Always Remain Teachable and Organized
Independence Day Traditions
Independence Day is my favorite holiday. Not because I love to shoot fireworks, eat hot-dogs, and take the day off. It is because I live in an independent country where I have the freedom to choose how I celebrate.
Living in two different cultures, I have experienced how folks living in rural and urban communities celebrate their independence, freedom, and unity. Each of my neighborhoods have established traditions to celebrate the birthday of our country.
When I was growing up in our rural neighborhood, some of those traditions were actually work related and included livestock chores, checking irrigation wells, harvesting wheat, and baling straw. Baling was a cooperative effort in our neighborhood and always fun, especially on Independence Day. When we baled on July 4th, the traditional farmer talk and banter was always lighthearted. I know today that was how our parents expressed their gratitude to live on farms homesteaded by their immigrant grandparents.
The only thing I didn’t like about baling was the boys always got to drive the tractors. I was not pleased. You see, on our farm, things were different. I had learned to drive a tractor, well, actually steer the tractor long before I could reach the pedals. I felt stripped of my freedom and independence when they wouldn’t let me drive, but I didn’t say a word because I did not want to be banished to the house to help make lunch.
To sooth my wounded ego, I reminded myself that, most likely when the work was done, one of our Dads would suggest they pitch horseshoes after chores. On July 4th, the evening would end eating homemade ice cream and shooting fireworks. Nothing was better than spending the Fourth of July with the neighbors.
The first time I celebrated Independence Day in Washington, DC, I was invited to join friends at a barbecue. This gathering was an annual tradition in the neighborhood. It was a cooperative dinner and the evening was filled with lots of fun conversation.
Also joining in the festivities were friends that grew up in the local area, graduate students from England, the Netherlands, and China. A family from Mexico had just become U.S. citizens and Bolivian friends who had danced and marched in the National Fourth of July Parade.
After dinner, our hostess served homemade ice cream and we all sat down as neighbors to watched the fireworks. Nothing is better than spending the Fourth of July with the neighbors.
From Blue to Brooklyn and Back Again
Last year, I had to walk across the Brooklyn Bridge. This little detail was not listed on the itinerary for the photography workshop I was attending. In the past, I would have found a way to avoid the walk and, in turn, missed an incredible experience.
The truth is I am afraid of heights, but that was only part of the reason for my anxiety. The other - I was afraid to admit to a group of people I had just met that I was scared. I didn’t want to be perceived as different. I’m okay with unique, but not different.

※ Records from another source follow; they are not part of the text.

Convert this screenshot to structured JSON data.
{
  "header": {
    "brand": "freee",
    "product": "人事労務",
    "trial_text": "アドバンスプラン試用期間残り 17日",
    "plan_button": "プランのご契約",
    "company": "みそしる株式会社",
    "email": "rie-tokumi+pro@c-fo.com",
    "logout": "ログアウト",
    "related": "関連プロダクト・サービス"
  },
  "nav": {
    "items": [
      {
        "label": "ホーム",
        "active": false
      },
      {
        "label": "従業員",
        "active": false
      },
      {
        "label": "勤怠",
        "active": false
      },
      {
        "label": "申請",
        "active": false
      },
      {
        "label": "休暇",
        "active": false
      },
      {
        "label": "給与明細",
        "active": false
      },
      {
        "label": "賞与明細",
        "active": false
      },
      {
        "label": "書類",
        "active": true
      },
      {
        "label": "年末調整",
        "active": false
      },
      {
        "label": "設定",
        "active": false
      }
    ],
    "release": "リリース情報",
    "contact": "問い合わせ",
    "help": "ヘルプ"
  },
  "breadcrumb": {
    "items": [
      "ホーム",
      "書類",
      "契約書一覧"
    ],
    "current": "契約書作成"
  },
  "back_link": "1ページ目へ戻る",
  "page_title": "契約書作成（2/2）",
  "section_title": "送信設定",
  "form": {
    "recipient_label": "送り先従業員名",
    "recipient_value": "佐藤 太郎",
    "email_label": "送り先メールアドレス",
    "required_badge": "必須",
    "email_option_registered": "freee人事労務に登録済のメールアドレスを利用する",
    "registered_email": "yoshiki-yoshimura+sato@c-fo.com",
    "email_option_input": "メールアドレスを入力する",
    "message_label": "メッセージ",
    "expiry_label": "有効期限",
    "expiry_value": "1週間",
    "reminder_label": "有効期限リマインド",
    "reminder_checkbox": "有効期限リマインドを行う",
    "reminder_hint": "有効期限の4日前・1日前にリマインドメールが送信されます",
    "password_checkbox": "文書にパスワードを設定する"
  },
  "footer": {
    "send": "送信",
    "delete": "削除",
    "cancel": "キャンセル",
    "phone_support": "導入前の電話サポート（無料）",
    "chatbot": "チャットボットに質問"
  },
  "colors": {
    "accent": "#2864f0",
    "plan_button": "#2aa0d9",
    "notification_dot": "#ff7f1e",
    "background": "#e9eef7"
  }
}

In our society today, it is easier to point out our differences than acknowledge our sameness. Easy is the perfect out; for not being willing to learn or accept circumstances or cultures that are different than our own.
I am sharing a favorite quote by writer and artist, Austin Kleon. He says, “Be nice (the world is a small town).” His quote reminds us that a little kindness and respect go a long way when we meet people living in cultures different that our own.
This is one of the examples I use when talking about life in both the rural and urban cultures.
I was raised in a neighborhood, a rural community, called Bruning, Nebraska. I have friends who were raised in a neighborhood, an urban community called Brooklyn, New York. See the pattern?
It has been an incredible experience to live in both the rural and urban cultures the past few years. Through these experiences, I discovered my passion to help create better understanding of dynamics between these cultures.
When I was a little kid, I had to walk across a bridge over the Little Blue River. I was afraid and didn’t want to tell the other kids I was afraid of heights. I wanted to see what was on the other side. One of the older kids saw my fear and, without saying a word, he took my hand. Little did I know being brave enough to cross that bridge would be the first steps on my journey from the Blue to Brooklyn and back.
Using words and images, I explain my passion to create better understanding between rural and urban culture.